Teach the Constitution TO Carmel High Admin
Commentary by Sanford D. Horn
December 18, 2016
When thinking of the administrators at Carmel High School
in the heart of ultra-red Hamilton County, Indiana one of my favorite scenes
from Mel Brooks’ classic comedy Blazing
Saddles immediately springs to mind.
The late Gene Wilder is attempting to console the late
Cleavon Little following a vicious racial slur aimed at Little. Wilder to
Little: “These are people of the land; the common clay of the new West – you know
– morons!”
That is the appropriate adjective for the administrators
of Carmel High School following their very short-sighted decision to remove an
anti-abortion, pro-adoption sign posted, with permission, by Carmel Teens for
Life. This act of censorship came at the heels of one, a singular, student’s
complaint that the sign was offensive.
Picture this hand drawn sign reading “3,000 Lives Are
Ended Each Day…,” in rainbow colors at the top, with about 300 multi-colored
hearts filling the poster, and the word abortion at the bottom with the letters
“b” and “r” crossed out, replaced by “d” and “p,” to turn abortion into
adoption. A great message.
How is this offensive? To whom is this offensive? Is it
offensive to people who support the murder of the unborn? Is it offensive to
those opposing adoption? What reason could there be to find this sign
offensive? Apparently a reason for the complaint is unnecessary, just the mere
objection, and the censors are quick to act – the First Amendment be damned.

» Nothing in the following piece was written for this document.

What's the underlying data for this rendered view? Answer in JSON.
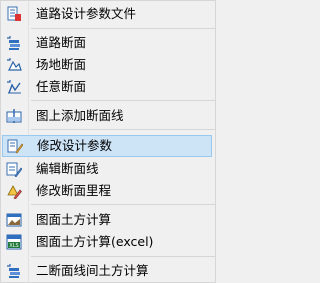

Does the Constitution cease to exist at the front door of Carmel High School? Or at any school for that matter?
Enter the Liberty Council, a non-profit, legal organization
in Florida willing to take action against the school district following the
singling out of the conservative student group. After all this is the same
school that has permitted posters supporting the homosexual community as well
as political groups. Fair and balanced – certainly not. Schools should not be
picking and choosing which opinions to favor and support, yet the conservatives
seem to be more under fire than the liberals.
“Schools can limit speech or other forms of expression if
it is disruptive and would disrupt the school’s education mission,” said David
Schuman, a professor at the University of Oregon’s school of law. How is a sign
promoting life and adoption adorned with hearts disruptive to the school’s
mission? One would think a sign promoting the murder of the unborn to be more
disruptive and disconcerting to people. Schuman also said the reason for
removing the poster would play a role, but Carmel High administrators have not
been forthcoming with one.
Schuman suggested that disallowing “posters that generate
complaints from students who have been emotionally upset and unable to study,
or prohibiting speech considered lewd,” could be acceptable reasons.
Those would be enormously broad based and vague reasons
as to prevent any sign of any subject from being hung at Carmel High and set a
dangerous precedent for schools nationwide. Consider a poster hung advertising
baseball tryouts and based upon the above criteria, should one student complain
that the poster is making that singular student emotionally upset and unable to
study, that sign would have to be removed. Perhaps the student had a bad
experience at a baseball game when younger or was rejected from the team in a
previous year. For that matter a student lacking the talent to sing could lodge
a similar complaint about a poster advertising auditions for the school’s annual
musical and that poster, again, based upon the above criteria would need to be
removed.
It’s a slippery slope to the point where no communication
would be allowable because of the possibility that a singular student could be
emotionally impacted negatively. This is not what the Founding Fathers had in
mind when writing the Constitution. We the people do not have the right not to
be offended. As Iowa State Representative Bobby Kaufmann (R) said recently
about some group of whiners, “suck it up, buttercup!”
Speech that one finds distasteful or offensive should not
be silenced. Instead, it should be challenged with even more speech. Open the
lines of communications – argue, debate, challenge – albeit respectfully, and
perhaps everyone can learn something. The Carmel Teens for Life’s
anti-abortion, pro-adoption poster should absolutely be returned to the walls
of Carmel High School thus supporting the life of the Constitution and the
First Amendment to the Bill of Rights.